Ces pratiques traditionnelles heurtent la sensibilité de beaucoup d'occidentaux. Les États, notamment la France, cherchent à les encadrer en mettant en place des abattoirs temporaires, qui permettent de concilier le respect des règles d'hygiène et celui des usages rituels.

Si cela ne règle pas la question de la cruauté du traitement réservé aux animaux, La Convention européenne sur la protection des animaux d'abattage du 10 mai 1979 a traité de ce problème : elle interdit tout abattage sans étourdissement préalable selon des procédés définis (percussion, électronarcose, anesthésie) mais, en son article 17, elle autorise les États à prévoir d'éventuelles dérogations pour les abattages selon des rites religieux (cela concerne aussi le judaïsme, et dans une certaine mesure l'hindouisme, toujours aujourd'hui au Népal et dans le temple de Kâlî à Kolkata, bien que l'influence du Bouddhisme et du Jainisme avec leur doctrine de l'ahimsâ ait fait disparaître les pratiques sacrificielles du sol indien depuis plus de deux mille ans).

Dans le judaïsme, la formation du moher (chargé d'abbatage) comportait un long temps sur l'affutage du couteau, afin qu'il n'ait pas à s'y reprendre à plusieurs fois ; le reste du temps était consacré à l'anatomie, afin que la mort soit instantanée.

En Occident, où le sacrifice indigne les foules, on n'hésite pas

En quelque sorte, la cruauté envers les animaux est à géométrie variable selon ceux qui la pratiquent. Il n'est donc pas besoin de religion pour avoir des pratiues cruelles envers les animaux.

En ce qui concerne les animaux et le sacrifice, on lira Elisabeth de Fontenay, le Silence des bêtes : la philosophie à l'épreuve de l'animalité, Paris, Fayard, 1998. Voir son passage sur le sacrifice du taureau dans le christianisme assyrien.

Le Coran et la formation professionnelle

Le Coran précise que seule la lecture et l'étude du coran sont importantes. Cela sous-entend donc que les autres études ne le seraient pas. Comment s'étonner alors que des jeunes immigrés, comme beaucoup d'ados pas très enclins au travail, voient ainsi légitimer leur paresse et négligent leurs études. Attitude qu'ils regretteront sans doute plus tard, lorsque, confrontés au marché du travail, ils se verront reprocher leur qualification professionnelle. Certains, refoulés ainsi par le marché du travail, se dirigeront vers le terrorisme. D'autres exprimeront leur désarroi par la musique (rap) ou la peinture (graph).
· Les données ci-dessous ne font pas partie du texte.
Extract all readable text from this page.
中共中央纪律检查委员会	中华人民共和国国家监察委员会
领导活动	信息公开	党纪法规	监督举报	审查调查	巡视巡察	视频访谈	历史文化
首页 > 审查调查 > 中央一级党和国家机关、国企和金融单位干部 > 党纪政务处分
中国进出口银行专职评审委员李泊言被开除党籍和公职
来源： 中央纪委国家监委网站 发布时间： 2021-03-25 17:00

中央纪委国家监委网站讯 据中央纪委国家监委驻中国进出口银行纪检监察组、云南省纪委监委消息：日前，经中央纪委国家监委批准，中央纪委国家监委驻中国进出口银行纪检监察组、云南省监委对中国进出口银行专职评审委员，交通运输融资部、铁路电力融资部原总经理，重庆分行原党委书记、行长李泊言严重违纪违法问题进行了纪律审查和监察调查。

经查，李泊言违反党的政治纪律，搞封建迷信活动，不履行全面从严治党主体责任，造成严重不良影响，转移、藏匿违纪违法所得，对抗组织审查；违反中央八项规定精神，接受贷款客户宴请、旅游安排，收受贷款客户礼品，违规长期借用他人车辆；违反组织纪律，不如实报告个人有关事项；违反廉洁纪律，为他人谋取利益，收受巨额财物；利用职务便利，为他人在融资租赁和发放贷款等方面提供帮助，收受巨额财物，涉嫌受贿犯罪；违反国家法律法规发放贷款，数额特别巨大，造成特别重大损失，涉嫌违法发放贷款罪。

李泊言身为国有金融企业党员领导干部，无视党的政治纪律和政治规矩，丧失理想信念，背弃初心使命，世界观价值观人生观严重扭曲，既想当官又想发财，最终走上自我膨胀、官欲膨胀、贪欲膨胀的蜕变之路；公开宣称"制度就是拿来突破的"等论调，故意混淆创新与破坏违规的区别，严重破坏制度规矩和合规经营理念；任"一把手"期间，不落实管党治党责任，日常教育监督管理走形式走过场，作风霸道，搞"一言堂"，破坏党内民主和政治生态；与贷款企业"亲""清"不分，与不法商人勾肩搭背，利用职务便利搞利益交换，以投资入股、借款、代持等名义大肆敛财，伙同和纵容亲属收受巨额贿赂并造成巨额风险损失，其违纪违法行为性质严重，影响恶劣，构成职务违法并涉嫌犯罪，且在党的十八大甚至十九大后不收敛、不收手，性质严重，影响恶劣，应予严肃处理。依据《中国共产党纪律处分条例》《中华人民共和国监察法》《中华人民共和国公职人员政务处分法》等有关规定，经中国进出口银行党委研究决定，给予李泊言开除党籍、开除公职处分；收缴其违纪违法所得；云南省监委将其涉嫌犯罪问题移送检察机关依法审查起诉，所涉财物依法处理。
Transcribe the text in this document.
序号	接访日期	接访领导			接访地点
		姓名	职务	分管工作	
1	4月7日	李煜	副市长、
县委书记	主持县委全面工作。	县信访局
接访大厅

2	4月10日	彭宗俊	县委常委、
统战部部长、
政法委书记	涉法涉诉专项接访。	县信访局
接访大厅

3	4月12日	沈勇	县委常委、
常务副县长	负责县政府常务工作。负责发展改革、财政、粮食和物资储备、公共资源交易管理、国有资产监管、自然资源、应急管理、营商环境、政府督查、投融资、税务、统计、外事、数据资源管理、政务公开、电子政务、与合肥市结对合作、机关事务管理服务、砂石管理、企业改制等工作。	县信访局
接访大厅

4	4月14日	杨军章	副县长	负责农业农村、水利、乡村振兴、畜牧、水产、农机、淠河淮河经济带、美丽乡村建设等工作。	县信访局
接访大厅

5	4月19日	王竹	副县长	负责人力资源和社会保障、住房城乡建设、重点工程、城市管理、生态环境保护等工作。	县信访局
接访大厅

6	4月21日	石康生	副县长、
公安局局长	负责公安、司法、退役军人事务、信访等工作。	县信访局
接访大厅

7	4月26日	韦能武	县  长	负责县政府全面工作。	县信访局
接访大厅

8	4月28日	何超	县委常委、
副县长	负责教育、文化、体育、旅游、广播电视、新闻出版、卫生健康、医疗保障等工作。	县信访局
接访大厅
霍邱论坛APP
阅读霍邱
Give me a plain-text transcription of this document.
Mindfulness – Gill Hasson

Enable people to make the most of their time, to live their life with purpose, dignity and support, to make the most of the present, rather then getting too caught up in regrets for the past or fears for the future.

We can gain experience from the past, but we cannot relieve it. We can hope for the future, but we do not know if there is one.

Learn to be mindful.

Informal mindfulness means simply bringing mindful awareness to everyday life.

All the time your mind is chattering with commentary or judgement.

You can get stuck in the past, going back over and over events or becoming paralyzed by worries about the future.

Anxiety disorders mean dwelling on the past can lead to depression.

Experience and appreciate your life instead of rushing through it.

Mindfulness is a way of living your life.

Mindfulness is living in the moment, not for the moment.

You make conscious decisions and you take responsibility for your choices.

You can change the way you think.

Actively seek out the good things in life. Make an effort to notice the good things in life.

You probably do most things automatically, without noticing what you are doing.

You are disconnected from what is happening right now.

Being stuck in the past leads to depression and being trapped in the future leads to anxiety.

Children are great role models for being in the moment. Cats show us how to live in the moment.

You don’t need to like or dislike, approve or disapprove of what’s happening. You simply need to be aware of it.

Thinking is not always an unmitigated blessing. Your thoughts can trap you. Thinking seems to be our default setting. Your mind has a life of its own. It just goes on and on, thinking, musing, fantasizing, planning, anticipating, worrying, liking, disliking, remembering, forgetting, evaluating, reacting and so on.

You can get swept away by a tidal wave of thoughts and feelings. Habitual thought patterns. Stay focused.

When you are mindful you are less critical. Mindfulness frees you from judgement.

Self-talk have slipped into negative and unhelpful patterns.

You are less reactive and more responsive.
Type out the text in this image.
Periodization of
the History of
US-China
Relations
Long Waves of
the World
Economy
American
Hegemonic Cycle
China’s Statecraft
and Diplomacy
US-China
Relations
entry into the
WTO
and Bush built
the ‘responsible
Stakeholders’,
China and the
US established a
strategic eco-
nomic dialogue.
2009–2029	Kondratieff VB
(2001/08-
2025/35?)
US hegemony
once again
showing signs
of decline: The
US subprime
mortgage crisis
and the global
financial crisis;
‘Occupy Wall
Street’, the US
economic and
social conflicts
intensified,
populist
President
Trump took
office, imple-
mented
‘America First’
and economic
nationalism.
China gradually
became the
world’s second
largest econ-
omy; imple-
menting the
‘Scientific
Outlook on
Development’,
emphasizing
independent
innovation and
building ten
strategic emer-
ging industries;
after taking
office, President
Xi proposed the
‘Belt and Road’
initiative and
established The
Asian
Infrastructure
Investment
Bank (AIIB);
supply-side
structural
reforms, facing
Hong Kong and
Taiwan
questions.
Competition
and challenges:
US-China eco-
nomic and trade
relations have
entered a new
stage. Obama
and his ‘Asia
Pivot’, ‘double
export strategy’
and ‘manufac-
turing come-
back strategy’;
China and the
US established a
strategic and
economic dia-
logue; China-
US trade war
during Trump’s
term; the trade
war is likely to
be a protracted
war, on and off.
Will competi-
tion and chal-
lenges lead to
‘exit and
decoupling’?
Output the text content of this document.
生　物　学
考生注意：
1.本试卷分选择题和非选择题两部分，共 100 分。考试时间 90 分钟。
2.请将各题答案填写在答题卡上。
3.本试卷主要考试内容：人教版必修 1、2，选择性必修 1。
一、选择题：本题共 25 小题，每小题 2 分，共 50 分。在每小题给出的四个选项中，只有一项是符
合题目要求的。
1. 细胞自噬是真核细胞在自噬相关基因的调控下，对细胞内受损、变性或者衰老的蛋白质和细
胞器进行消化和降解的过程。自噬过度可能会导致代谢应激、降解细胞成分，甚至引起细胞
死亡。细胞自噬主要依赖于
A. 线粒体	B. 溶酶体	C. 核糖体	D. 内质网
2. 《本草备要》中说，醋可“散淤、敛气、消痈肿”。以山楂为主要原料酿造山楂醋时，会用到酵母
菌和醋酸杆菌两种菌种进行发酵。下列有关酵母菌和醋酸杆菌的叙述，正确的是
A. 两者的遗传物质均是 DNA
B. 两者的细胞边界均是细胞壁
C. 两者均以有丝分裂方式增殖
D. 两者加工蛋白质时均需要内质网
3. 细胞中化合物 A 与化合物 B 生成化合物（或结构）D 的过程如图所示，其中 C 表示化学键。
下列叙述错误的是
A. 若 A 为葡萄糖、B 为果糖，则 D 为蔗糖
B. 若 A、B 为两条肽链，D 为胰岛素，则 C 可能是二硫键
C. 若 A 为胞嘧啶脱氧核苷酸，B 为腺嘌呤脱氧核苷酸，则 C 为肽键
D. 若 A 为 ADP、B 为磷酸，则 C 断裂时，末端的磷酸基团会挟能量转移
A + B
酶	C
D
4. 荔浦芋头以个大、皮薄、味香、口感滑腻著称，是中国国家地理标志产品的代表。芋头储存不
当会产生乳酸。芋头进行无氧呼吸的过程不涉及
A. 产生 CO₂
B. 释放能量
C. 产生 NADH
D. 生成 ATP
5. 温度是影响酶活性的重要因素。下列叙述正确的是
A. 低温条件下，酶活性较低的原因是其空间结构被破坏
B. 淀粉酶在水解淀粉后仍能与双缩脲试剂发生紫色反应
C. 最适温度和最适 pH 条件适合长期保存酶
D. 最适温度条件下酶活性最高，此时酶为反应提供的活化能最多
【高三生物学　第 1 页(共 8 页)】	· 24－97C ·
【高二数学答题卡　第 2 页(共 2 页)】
Quand on suit ce type de raisonnement, selon lequel le musulman ne pourrait réussir que dans le football ou le rap, on est fondé à se demander comment peuvent exister :

  1. des philosophes musulmans comme Abd El Khader adversaire puis ami admiré de Lyautey
  2. des psychanalystes comme Malek Chebel
  3. des cardiologues comme Mohamed Chelali professeur à Vancouver Canada,
  4. des journalistes comme Rachid Arab
  5. des danseurs étoiles et chorégraphes comme Kader Belarbi ou Rachid Ramdane
  6. etc.

Surtout on se souvient que ce raisonnement était à la base de ceux qui refusaient les droits civils aux Afro-américains du temps de Martin Luther King arguant de la paresse naturelle des peuples noirs.

On eut le même argument sur la formation professionnelle (mutatis mutandis que le Talmud était la seule discipline importante) des jeunes juifs jusqu'à la fondation de l'ORT, en 1880 à Saint-Pertersbourg.